PRINTED CIRCUIT BOARD AND METHOD FOR MAKING SAME

Description

BACKGROUND

1. Technical Field

The present disclosure relates to a printed circuit board (PCB) and a method for making the same.

2. Description of Related Art

Generally, a central processing unit (CPU) and a power supply managing circuit are disposed on a printed circuit board (PCB) of a computer and connected to each other via a plurality of copper foils. A heat sink is disposed on the CPU for heat dissipation of the CPU. The volume of the heat sink is typically larger than the CPU. Therefore, it is necessary to leave a space between the CPU and the power supply managing circuit to position the heat sink. As a result, the copper foils are undesirably elongated, resulting in a larger resistance of the copper foils and accordingly a larger amount of power loss.

Therefore, it is desirable to provide a PCB, which can overcome the above-discussed shortcomings.

BRIEF DESCRIPTION OF THE DRAWINGS

Many aspects of the embodiments should be better understood with reference to the following drawings. The components in the drawings are not necessarily drawn to scale, the emphasis instead being placed upon clearly illustrating the principles of the present disclosure. Moreover, in the drawings, like reference numerals designate corresponding parts throughout the several views.

FIG. 1 is a cross-sectional view of a printed circuit board (PCB) according to the disclosure.

FIG. 2 is a circuit diagram of the PCB of FIG. 1.

FIG. 3 is a flow chart of a method of making the PCB of FIG. 1.

DETAILED DESCRIPTION

Referring to FIG. 1, a printed circuit board (PCB) 1, according to a disclosure, is configured for connecting a first electrical element to a second electrical element. In the present disclosure, the first electrical element is a CPU 2. The second electrical element is a power supply managing circuit 3. The CPU 2 includes a plurality of input pins 21. The power supply managing circuit 3 is electrically connected to a power supply (not shown) and configured for adjusting the voltage of the power supply to make the CPU 2 to work at a rated voltage and a rated current. The power supply managing circuit 3 includes a plurality of output pins 31. The PCB 1 includes a base 10, a plurality of copper foils 11, an insulating layer 12, and a plurality of metallic foils 13.

The insulating layer 12 is coated on the copper foils 11. The metallic foils 13, such as tin foils, are coated on the insulating layer 12. The copper foils 11 and the metallic foils 13 are used for connecting the output pins 31 of the power supply managing circuit 3 to the corresponding input pins 21 of the CPU 2 in parallel.
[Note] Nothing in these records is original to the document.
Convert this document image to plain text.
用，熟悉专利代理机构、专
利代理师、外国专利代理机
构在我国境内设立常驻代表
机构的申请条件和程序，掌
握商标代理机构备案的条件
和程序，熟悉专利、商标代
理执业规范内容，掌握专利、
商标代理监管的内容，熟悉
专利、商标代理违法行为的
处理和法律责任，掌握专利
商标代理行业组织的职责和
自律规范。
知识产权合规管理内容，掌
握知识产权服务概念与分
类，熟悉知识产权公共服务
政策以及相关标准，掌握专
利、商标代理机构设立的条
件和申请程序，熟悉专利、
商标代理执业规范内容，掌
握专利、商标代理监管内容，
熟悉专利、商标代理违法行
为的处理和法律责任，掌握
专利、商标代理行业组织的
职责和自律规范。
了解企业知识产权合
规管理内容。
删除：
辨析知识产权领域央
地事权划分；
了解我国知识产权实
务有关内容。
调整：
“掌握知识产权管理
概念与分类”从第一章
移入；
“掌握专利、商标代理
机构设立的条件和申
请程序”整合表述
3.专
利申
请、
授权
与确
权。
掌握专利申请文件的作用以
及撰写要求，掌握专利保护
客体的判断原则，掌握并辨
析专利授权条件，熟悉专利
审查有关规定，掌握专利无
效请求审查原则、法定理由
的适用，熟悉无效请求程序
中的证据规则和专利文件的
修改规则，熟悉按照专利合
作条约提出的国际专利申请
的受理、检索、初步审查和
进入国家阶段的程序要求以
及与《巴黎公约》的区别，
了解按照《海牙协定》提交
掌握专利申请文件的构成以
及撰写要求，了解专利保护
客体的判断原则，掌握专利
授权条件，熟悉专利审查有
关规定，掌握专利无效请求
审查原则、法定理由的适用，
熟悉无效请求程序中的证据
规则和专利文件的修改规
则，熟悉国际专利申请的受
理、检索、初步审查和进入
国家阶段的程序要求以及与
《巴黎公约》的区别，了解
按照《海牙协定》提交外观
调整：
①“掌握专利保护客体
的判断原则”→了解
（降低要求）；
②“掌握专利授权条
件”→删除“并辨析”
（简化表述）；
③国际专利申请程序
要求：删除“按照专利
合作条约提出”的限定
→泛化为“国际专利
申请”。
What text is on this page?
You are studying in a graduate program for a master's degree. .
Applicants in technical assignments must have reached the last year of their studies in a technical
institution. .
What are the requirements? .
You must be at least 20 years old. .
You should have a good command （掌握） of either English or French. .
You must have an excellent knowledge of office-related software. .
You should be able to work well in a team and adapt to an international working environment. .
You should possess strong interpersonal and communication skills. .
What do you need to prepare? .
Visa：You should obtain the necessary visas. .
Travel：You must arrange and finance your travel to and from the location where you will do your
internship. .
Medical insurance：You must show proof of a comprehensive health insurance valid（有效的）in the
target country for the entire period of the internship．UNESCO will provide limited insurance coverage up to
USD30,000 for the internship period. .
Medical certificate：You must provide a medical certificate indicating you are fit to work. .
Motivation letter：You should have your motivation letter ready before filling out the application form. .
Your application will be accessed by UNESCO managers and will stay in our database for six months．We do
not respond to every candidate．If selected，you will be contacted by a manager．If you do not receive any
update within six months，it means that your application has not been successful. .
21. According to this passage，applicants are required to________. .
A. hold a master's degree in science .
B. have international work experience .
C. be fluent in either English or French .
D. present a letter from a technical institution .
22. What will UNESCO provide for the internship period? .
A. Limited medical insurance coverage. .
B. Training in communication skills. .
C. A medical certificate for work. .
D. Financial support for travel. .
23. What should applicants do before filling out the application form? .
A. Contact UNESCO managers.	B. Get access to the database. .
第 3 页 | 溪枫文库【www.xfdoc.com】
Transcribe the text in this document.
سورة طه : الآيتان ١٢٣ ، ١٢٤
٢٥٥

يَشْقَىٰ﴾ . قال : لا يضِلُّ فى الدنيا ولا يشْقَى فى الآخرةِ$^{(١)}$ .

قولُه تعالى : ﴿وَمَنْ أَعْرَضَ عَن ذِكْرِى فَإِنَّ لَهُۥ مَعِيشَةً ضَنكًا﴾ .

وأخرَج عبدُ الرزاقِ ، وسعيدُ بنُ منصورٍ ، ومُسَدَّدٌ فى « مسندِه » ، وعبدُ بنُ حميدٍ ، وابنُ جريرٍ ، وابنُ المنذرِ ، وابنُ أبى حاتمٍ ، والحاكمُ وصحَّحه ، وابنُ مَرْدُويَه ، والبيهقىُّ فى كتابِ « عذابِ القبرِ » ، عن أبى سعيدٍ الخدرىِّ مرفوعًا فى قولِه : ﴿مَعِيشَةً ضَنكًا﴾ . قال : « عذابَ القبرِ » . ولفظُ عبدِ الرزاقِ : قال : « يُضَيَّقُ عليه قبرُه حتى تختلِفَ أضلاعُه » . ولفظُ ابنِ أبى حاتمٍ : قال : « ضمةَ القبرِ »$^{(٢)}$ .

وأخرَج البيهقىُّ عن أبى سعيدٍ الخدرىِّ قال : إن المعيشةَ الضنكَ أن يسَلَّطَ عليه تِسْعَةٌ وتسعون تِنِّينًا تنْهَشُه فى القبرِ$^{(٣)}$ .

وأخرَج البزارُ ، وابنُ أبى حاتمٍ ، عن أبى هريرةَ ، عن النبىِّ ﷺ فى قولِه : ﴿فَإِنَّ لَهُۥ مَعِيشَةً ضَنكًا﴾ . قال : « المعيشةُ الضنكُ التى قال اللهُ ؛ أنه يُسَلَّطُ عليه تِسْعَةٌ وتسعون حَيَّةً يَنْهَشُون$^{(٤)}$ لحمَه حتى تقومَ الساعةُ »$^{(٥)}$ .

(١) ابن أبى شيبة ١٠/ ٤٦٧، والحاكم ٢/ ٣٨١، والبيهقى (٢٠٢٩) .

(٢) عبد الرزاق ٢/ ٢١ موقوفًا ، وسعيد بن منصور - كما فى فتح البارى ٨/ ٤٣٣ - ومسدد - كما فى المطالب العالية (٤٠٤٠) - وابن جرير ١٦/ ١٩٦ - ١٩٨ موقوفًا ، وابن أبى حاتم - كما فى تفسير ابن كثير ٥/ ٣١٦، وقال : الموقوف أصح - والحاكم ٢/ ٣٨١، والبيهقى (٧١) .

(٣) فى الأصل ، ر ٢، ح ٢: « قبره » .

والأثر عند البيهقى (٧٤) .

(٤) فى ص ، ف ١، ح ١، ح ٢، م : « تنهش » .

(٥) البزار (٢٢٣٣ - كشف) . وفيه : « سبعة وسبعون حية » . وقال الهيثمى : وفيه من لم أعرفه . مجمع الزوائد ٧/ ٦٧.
Referring to FIG. 2, the resistance of the copper foils 11 is represented as R1. The resistance of the metallic foils 13 is represented as R2. The copper foils 11 are parallelly and electrically connected to the metallic foils 13. As such, the total resistance of the copper foils 11 and the metallic foils 13 is R=R1R2/(R1+R2). It is obvious that R will always be smaller than the R1. The power consumption of the copper foils 11 and the metallic foils 13 is: P=I²R, where P is the power consumption and I is the rated current of the CPU 2. Obviously, power loss is reduced.

Referring to FIG. 3, a method of making the PCB is shown. The method includes the following steps:

S1: providing a PCB 1.

S2: Forming a plurality of copper foils 11 configured for connecting to a number of input pins 21 of a first electrical element 2 and a number of output pins 31 of a second electrical element 3 mounted on the PCB 1. In the present disclosure, the first electrical element is a CPU, while the second electrical element is a power supply managing circuit.

S3: coating an insulating layer 12 on the plurality of copper foils 11. In the present disclosure, the insulating layer 12 is made of scaling powder.

S4: applying a plurality of metallic foils 13 on the insulating layer 12.

S5: connecting the copper foils 11 and the metallic foils 13 to the input pins 21 of the first electrical element 2 and the output pins 31 of the second electrical element 3. In the present disclosure, the metallic foils 13 are made of tin foil.

It will be understood that the above particular embodiments and methods are shown and described by way of illustration only. The principles and the features of the present disclosure may be employed in various and numerous embodiments thereof without departing from the scope of the disclosure as claimed. The above-described embodiments illustrate the scope of the disclosure but do not restrict the scope of the disclosure.